In a disconnected data model, it's impractical to go back to the database each time the application needs to process the next record. (Doing so would undo much of the advantage of working with disconnected data in the first place.) The solution, therefore, is to temporarily store the records retrieved from the database and work with this temporary set.

This temporary dataset is a cache of records retrieved from the database. It works like a virtual data store—it includes one or more tables based on the tables in the actual database (or databases), and it can include information about the relationships between those tables and constraints on what data the tables can contain.

The data in the dataset is usually a much-reduced version of what's in the database. However, you can work with it in much the same way you work with the real data. While you are doing so, you remain disconnected from the database, which frees it to perform other tasks.

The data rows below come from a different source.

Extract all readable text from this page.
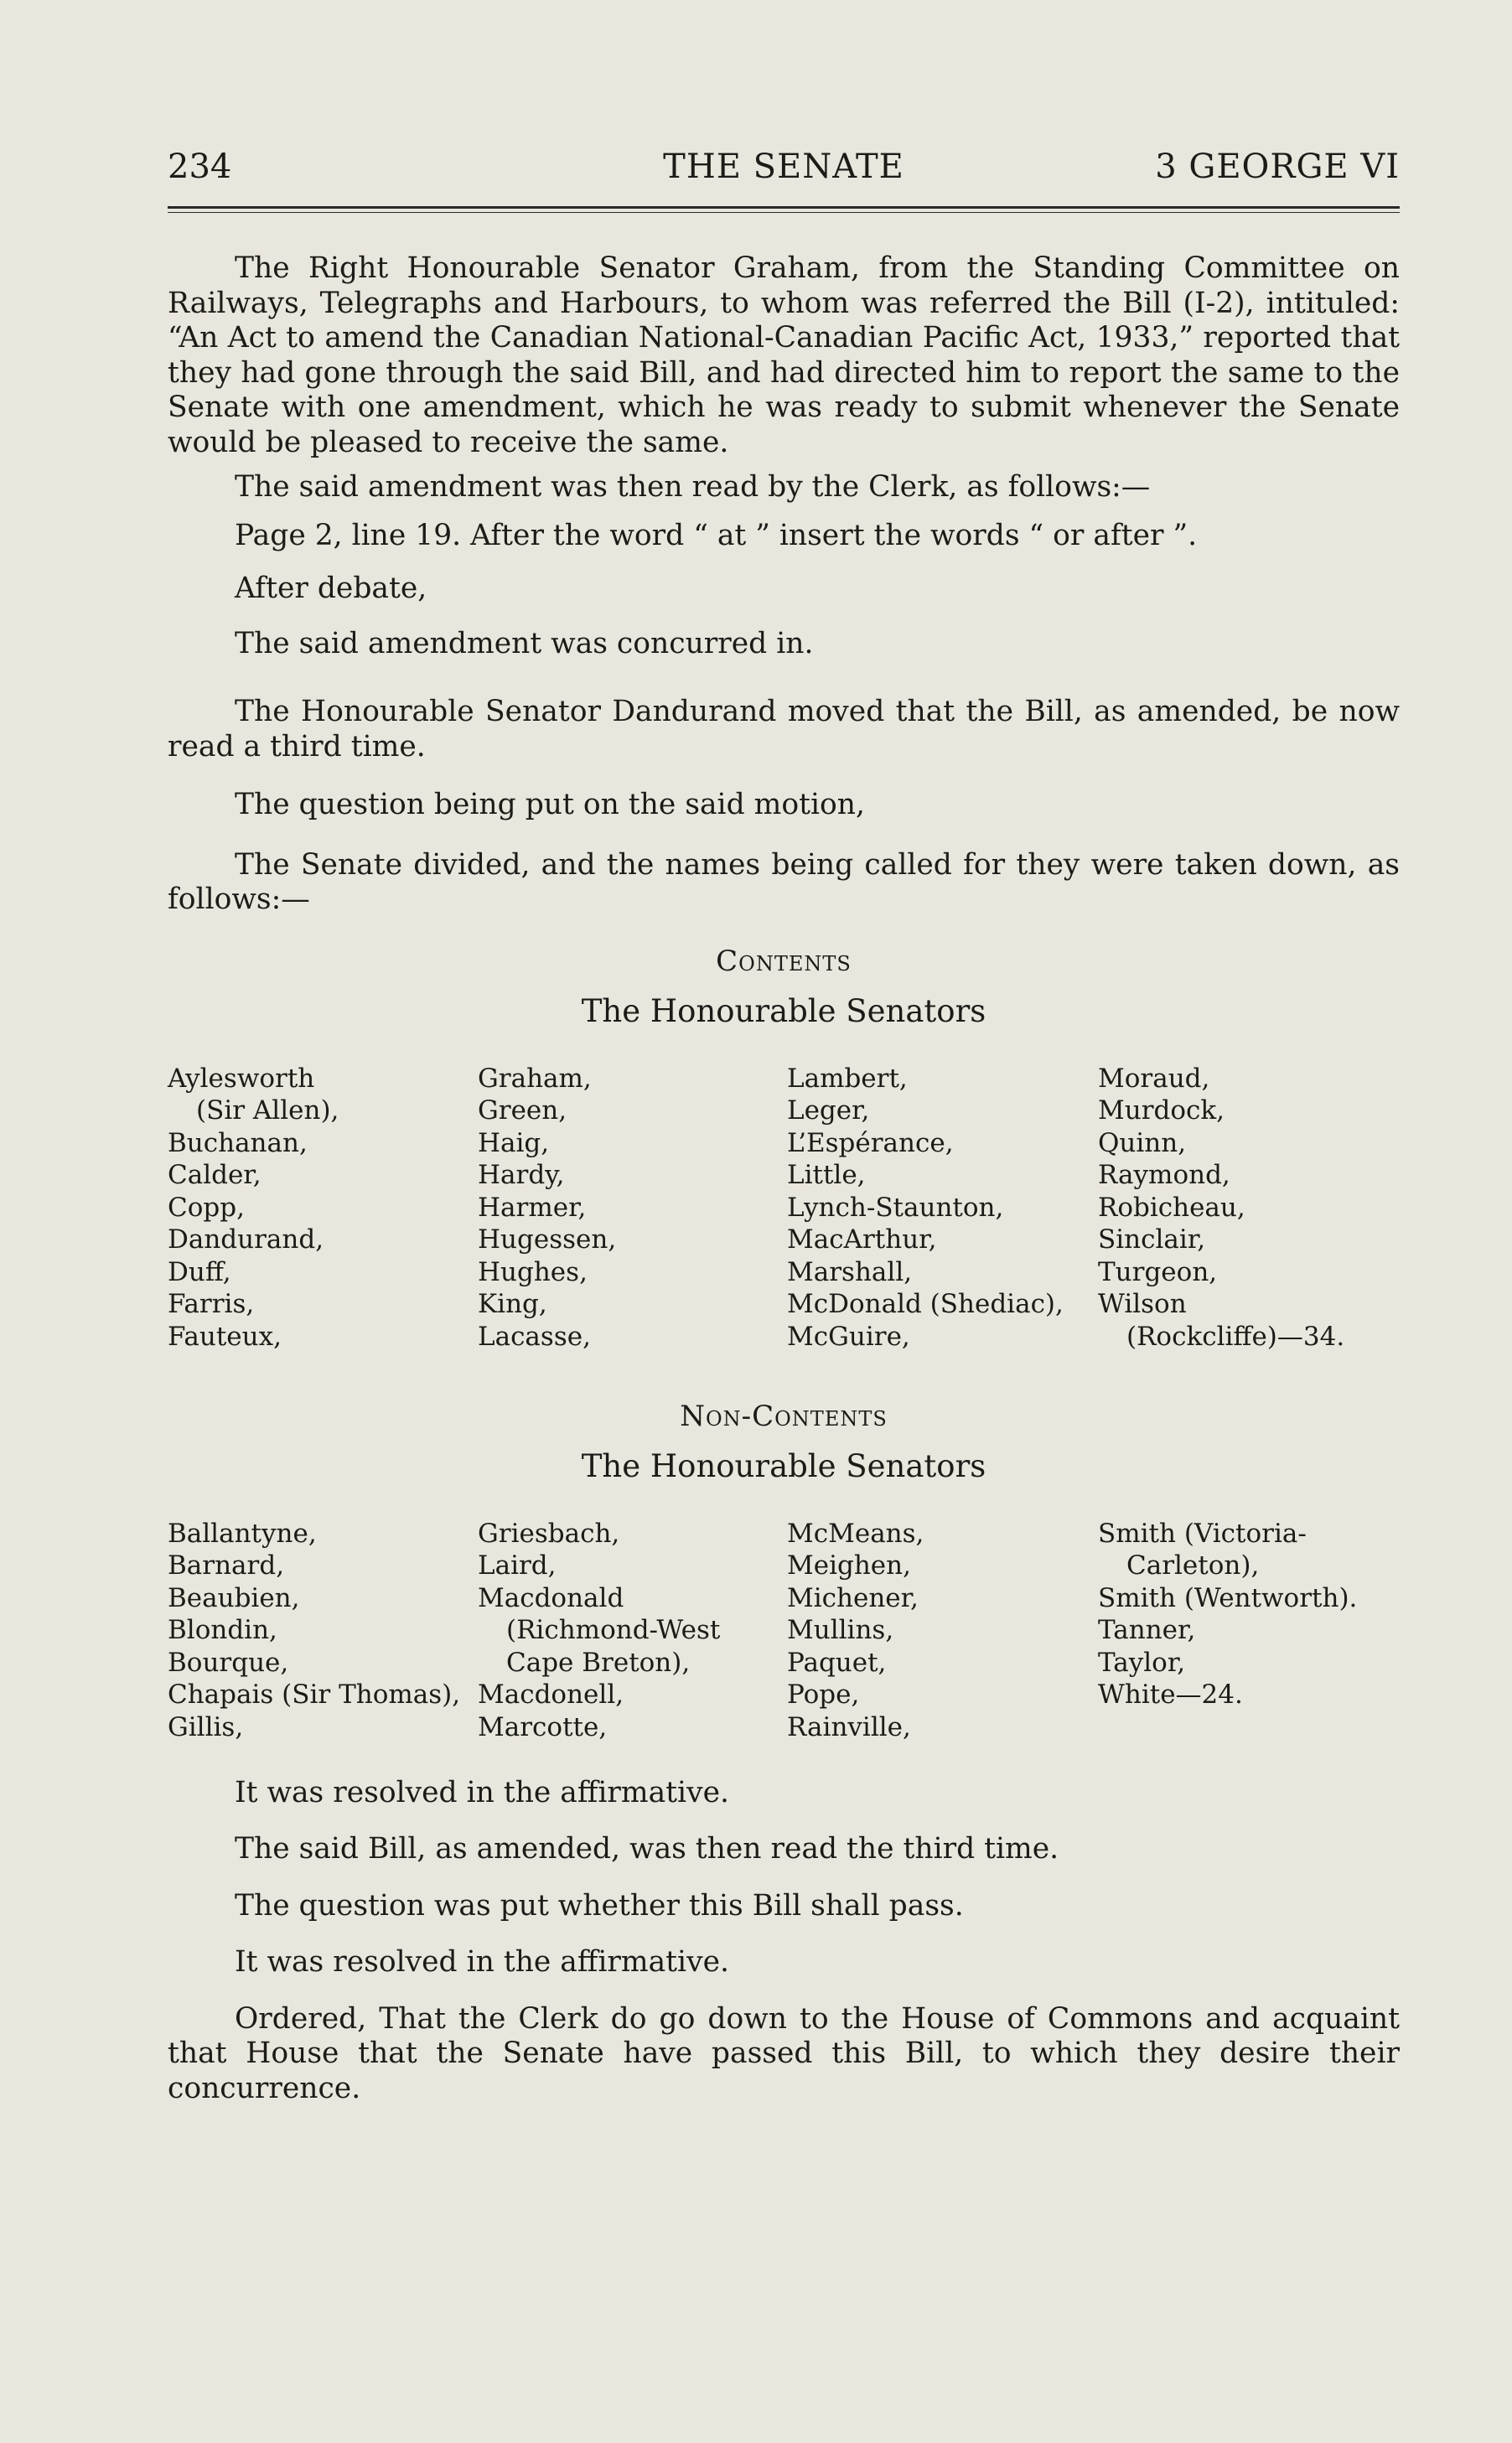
234	THE SENATE	3 GEORGE VI

The Right Honourable Senator Graham, from the Standing Committee on Railways, Telegraphs and Harbours, to whom was referred the Bill (I-2), intituled: “An Act to amend the Canadian National-Canadian Pacific Act, 1933,” reported that they had gone through the said Bill, and had directed him to report the same to the Senate with one amendment, which he was ready to submit whenever the Senate would be pleased to receive the same.

The said amendment was then read by the Clerk, as follows:—

Page 2, line 19. After the word “ at ” insert the words “ or after ”.

After debate,

The said amendment was concurred in.

The Honourable Senator Dandurand moved that the Bill, as amended, be now read a third time.

The question being put on the said motion,

The Senate divided, and the names being called for they were taken down, as follows:—

Contents
The Honourable Senators
Aylesworth
(Sir Allen),
Buchanan,
Calder,
Copp,
Dandurand,
Duff,
Farris,
Fauteux,
Graham,
Green,
Haig,
Hardy,
Harmer,
Hugessen,
Hughes,
King,
Lacasse,
Lambert,
Leger,
L’Espérance,
Little,
Lynch-Staunton,
MacArthur,
Marshall,
McDonald (Shediac),
McGuire,
Moraud,
Murdock,
Quinn,
Raymond,
Robicheau,
Sinclair,
Turgeon,
Wilson
(Rockcliffe)—34.
Non-Contents
The Honourable Senators
Ballantyne,
Barnard,
Beaubien,
Blondin,
Bourque,
Chapais (Sir Thomas),
Gillis,
Griesbach,
Laird,
Macdonald
(Richmond-West
Cape Breton),
Macdonell,
Marcotte,
McMeans,
Meighen,
Michener,
Mullins,
Paquet,
Pope,
Rainville,
Smith (Victoria-
Carleton),
Smith (Wentworth).
Tanner,
Taylor,
White—24.

It was resolved in the affirmative.

The said Bill, as amended, was then read the third time.

The question was put whether this Bill shall pass.

It was resolved in the affirmative.

Ordered, That the Clerk do go down to the House of Commons and acquaint that House that the Senate have passed this Bill, to which they desire their concurrence.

Because you often need to update data in the database (although not nearly as often as you retrieve data from it), you can perform update operations on the dataset, and these are written through to the underlying database.

An important point is that the dataset is a passive container for data. To actually fetch data from a database and (optionally) write it back, you use a data adapter. A data adapter contains the instructions for how to populate a single table in the dataset and how to update the corresponding table in the database. The instructions are methods that encapsulate Structured Query Language (SQL) statements, such as a reference to a stored procedure. Thus, the Fill method may invoke a SQL statement such as SELECT au_id, au_lname, au_fname FROM authors that runs whenever the method is called.

Data Is Persisted as XML


Data needs to be moved from the data store to the dataset, and from there to various components. In ADO.NET, the format for remoting data is XML.

When data needs to be persisted outside of the database (for example, into a file), it is stored as XML. If you have an XML file available, you can use it like any data source and create a dataset out of it.

In fact, in ADO.NET, XML is the fundamental format for sharing data. When you share data, the ADO.NET APIs automatically create XML files or streams out of information in the dataset and send them to another component. The second component can invoke similar APIs to read the XML back into a dataset.

Why XML? There are several reasons:



  • XML is an industry-standard format. This means that your application data components can exchange data with any other component in any other application, as long as that component understands XML. Many applications are being written to understand XML, which provides an unprecedented level of exchange between disparate applications.

  • XML is text-based. The XML representation of data uses no binary information, which enables XML to be sent through any protocol, such as HTTP. Most firewalls block binary information, but by formatting information in XML, components can still easily exchange the information.

  • Interoperability. ADO.NET enables easy creation of custom XML documents through the use of XSD schemas. The resulting XSD schemas format the XML specific for your use.

Do you need to know XML in order to share data in ADO.NET? No. ADO.NET automatically converts data into and out of XML as needed; you interact with the data using ordinary programming methods.